Все трое Поло стояли во внутреннем дворике постоялого двора, наблюдая за репетицией актеров. Си-шэнь, в желтой шелковой куртке и шароварах, с перевязанными желтой лентой в два змеиных хвоста волосами, практиковалась в акробатике. Сначала она легла лицом вниз на соломенный мат в центре помоста и неправдоподобно выгнула вверх голову, руки и ноги. Потом одной рукой стала осторожно устанавливать тарелки, блюдца и наполненные водой чашки на поднятую голову, подошвы и ладонь другой руки, пока над ней не воздвиглись колеблющиеся и позвякивающие горки посуды. Слуги постоялого двора и играющие поблизости в шахматы торговцы изумленно глазели на девушку, тыкали пальцами и хохотали. Наконец, с той же предельной осторожностью, Си-шэнь опустила всю посуду на землю.
– Марон! Надо же, как искусна!
– воскликнул Маффео.
– Но не бросает ли ее искусство вызов грубым вкусам? Не потакает ли им? И разве ты, Марко, не встречался - и не проводил время - со многими обворожительными гетерами на всех тех дорогах, которыми мы следовали?
– Дядя Маффео хитро подмигнул племяннику и сунул в рот пригоршню соленых зерен.
– Да, встречался, - ответил Марко.
– И достаточно со многими, чтобы понять, что она... особенная... не такая, как все.

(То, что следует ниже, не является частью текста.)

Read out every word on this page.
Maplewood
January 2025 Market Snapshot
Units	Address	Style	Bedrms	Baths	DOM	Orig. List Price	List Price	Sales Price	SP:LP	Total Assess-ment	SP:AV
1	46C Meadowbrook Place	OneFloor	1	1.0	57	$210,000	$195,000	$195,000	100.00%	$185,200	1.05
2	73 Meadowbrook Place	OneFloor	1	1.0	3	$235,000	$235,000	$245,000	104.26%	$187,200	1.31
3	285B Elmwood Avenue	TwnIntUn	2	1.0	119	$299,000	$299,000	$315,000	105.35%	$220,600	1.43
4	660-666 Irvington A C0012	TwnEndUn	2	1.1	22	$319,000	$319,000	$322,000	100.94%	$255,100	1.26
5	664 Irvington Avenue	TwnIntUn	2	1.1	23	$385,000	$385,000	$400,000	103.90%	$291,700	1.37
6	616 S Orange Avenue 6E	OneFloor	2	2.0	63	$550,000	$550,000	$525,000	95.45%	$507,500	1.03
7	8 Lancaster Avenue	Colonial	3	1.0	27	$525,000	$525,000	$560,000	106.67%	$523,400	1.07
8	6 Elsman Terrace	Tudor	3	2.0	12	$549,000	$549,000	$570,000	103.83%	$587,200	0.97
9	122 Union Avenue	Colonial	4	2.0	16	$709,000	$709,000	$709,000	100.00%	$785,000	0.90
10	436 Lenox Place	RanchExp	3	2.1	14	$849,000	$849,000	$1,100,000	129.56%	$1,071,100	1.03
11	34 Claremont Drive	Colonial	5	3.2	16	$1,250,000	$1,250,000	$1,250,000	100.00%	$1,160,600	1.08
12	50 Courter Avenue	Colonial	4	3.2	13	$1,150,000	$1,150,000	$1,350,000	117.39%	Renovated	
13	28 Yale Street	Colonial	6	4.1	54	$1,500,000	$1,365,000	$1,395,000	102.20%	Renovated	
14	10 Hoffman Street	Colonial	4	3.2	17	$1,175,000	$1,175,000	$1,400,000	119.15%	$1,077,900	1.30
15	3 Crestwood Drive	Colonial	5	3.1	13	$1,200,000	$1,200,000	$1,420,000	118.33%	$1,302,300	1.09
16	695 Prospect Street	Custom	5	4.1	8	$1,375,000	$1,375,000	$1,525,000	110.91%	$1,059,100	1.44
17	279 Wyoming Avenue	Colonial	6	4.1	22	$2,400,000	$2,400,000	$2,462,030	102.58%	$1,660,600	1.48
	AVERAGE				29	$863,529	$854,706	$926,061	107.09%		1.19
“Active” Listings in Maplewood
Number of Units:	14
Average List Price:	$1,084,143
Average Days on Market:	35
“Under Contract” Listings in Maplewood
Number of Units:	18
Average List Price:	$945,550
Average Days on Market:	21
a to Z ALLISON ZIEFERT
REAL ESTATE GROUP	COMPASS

– Для разговора об "особенных", сынок, у нас будет время, когда мы вернемся домой, - с непривычной теплотой в голосе сказал Никколо, перебирая свои нефритовые четки.
– Что, если Хубилай скоро нас отпустит? А, Марко? Что тогда? Мы с твоим дядей тоже холостяки - но у нас и в мыслях нет обременять себя женами и наложницами, детьми и домашним хозяйством в этих языческих краях. Наше богатство остается в наших кошельках для самоцветов, а наши привязанности остаются в Италии. А почему? Потому что мы хотим располагать собой, чтобы всегда иметь возможность вернуться под наш фамильный герб с четырьмя скворцами. И мы рассчитываем, что и ты, мой мальчик, вернешься с нами в родную Венецию, где тебе можно будет найти христианскую невесту подобающего происхождения, которая обеспечит фамилию Поло наследниками. И позволь мне напомнить тебе, Марко, что христианки, мягко говоря, не очень охотно делят домашнее хозяйство с наложницами! Что ты тогда будешь делать со своей прелестной катайской актрисой? Утопишь ее в канале? А здесь хозяин девушки отдаст ее солидному господину, способному обеспечить все ее потребности на всю оставшуюся жизнь. Поверь, много достойных мужчин захотят ее купить. Они и дадут ей ту роскошь, к которой всегда так стремятся женщины. А что хорошего принесешь ей ты, если купишь ее по прихоти, а потом бросишь? Добра не будет ни твоей семье, ни тебе самому. Нет, Марко. Я сказал - нет!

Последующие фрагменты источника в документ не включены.